What ships in Alpha 1
The alpha release covers three areas:
-
Right-sized AI context — declarative applied capabilities that expose Agent Skills, plus MCP support for Resources and Prompts alongside existing Tools support. The
outputParametersstory above is the key here: capabilities shape response payloads into smaller, typed outputs aligned to tasks instead of dumping raw provider complexity into a context window. - API reusability — lookups within API call steps, consumer authentication and permissions for API and MCP servers, reusable source HTTP adapter declarations across capabilities, and applied capabilities that compose multiple sources.
- Core developer experience — published artifacts on Maven Central and Docker Hub, Javadocs on javadoc.io, a Naftiko Skill based on the CLI, a Spectral-based ruleset for spec governance, JSON structure validation, a GitHub Action template based on Super Linter, and a comprehensive wiki with FAQ, getting started guide, and roadmap.
Alongside the framework, the Naftiko Fleet Community Edition is also free. It ships with a VS Code extension for live structure and rules validation of capability YAML files, and Backstage templates that scaffold new capabilities and bootstrap their Git repositories. The Community Edition will always be free. Standard and Enterprise editions will add what large organizations need — SLAs, federation, continuous compliance, domain-level governance — but the framework itself stays open source.

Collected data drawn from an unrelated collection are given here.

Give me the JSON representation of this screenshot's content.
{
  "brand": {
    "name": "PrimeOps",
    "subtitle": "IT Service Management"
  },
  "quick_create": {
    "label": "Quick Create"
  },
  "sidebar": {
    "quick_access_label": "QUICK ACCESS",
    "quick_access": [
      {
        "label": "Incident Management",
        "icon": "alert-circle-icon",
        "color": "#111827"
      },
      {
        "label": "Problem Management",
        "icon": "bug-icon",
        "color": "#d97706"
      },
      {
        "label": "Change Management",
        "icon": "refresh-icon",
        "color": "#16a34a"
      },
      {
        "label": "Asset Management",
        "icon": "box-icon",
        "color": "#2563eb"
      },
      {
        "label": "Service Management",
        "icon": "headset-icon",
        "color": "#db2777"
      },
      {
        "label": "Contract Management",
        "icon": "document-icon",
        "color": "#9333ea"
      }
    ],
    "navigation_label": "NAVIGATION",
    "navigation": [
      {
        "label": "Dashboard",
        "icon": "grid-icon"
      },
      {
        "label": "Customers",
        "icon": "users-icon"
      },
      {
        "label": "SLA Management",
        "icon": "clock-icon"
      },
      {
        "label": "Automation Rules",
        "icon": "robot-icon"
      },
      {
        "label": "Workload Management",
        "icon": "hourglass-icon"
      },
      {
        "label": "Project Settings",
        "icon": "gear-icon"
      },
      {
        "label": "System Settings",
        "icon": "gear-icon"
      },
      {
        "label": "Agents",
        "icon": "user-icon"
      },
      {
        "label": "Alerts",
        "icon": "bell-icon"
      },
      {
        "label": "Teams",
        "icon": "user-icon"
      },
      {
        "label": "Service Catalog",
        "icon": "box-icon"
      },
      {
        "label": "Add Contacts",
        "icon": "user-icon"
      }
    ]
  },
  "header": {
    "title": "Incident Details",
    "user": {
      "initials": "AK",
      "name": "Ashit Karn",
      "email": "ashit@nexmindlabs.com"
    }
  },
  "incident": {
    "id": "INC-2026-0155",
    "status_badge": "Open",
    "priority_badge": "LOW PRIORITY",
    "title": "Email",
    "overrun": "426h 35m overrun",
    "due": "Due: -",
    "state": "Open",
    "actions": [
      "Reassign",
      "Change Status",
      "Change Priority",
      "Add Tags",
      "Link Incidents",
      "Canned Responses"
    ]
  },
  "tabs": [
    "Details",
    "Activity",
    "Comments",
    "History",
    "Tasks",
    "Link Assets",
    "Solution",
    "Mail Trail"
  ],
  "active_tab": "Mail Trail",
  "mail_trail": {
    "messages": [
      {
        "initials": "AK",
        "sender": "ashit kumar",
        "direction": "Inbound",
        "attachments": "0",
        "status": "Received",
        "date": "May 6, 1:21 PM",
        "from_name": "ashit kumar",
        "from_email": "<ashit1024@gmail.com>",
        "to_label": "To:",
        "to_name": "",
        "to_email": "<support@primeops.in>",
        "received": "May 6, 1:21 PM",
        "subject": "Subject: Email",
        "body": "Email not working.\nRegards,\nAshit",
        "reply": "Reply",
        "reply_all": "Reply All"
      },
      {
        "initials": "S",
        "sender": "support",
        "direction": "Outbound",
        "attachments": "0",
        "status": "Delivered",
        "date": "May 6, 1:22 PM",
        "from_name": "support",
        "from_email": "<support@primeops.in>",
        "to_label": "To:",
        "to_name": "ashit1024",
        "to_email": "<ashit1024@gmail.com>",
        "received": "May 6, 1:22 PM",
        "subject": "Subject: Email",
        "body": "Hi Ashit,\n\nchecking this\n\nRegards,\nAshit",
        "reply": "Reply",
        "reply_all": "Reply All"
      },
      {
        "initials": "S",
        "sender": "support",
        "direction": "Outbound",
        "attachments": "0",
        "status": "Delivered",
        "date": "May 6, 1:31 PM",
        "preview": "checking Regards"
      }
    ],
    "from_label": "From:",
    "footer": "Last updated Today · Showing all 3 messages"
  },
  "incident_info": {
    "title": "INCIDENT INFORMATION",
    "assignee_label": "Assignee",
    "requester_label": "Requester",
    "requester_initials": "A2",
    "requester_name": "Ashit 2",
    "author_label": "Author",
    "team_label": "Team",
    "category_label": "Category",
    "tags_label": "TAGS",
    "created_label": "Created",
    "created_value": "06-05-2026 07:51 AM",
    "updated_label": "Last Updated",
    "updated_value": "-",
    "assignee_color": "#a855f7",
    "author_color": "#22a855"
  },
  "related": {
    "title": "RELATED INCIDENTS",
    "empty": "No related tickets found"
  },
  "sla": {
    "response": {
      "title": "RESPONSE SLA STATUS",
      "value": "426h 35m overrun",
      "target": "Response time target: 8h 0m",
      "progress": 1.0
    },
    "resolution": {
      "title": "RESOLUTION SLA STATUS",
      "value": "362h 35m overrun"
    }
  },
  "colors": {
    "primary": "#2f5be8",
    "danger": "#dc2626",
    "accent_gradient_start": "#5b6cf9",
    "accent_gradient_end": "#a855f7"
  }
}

Governance as guidance, not gatekeeping
One of the things I keep saying out loud in conversations with platform teams: governance has to be guidance, not gatekeeping. Naftiko's Spectral-based ruleset enforces 15 consistency rules at lint time, the VS Code extension surfaces them as you type, and the GitHub Action template runs them in CI. The point is to catch the things that matter — naming, schema, identity propagation, exposed contract shape — before a capability ships, not to slow anyone down with a review board.
When procurement eventually starts asking the question Sarah Guo predicts in her "Dark Code" essay — "what did your agents do with our data on a Tuesday in March?" — the answer is in the spec, the governance ruleset, and the engine telemetry. Not reconstructed from scattered logs after the fact.
Where this goes next
The roadmap is on the wiki. The short version:
- Alpha 2 (May 2026) — A2A server adapter, MCP authentication and gateway integration, webhook server adapter, conditional / for-each / parallel orchestration steps, OpenAPI-to-Naftiko import tooling, a Control API accessible via CLI, and starter capability templates.
- Beta (June 2026) — stable spec, resilience patterns (retry, circuit breaker, rate limiter, time limiter, bulkhead), MCP server-side code mode, expanded governance with tags and labels.
- GA (September 2026) — production-ready v1.0 with full test coverage, stable spec, and JSON Schema published to JSON Schema Store.
Try it
This is an alpha. The spec will move. The edges are rough in places. But the core idea — that capabilities are the right unit, that governance is guidance not gatekeeping, that the producer-consumer relationship in API land has to be rethought for the agent era — that part I am clear on.
If you have spent any time thinking about MCP, AI integration, or how to give your security and compliance teams something better than a SOC 2 PDF, this is for you. Roll up your sleeves, pull the Docker image, walk through the Shipyard tutorial, and tell me where it breaks.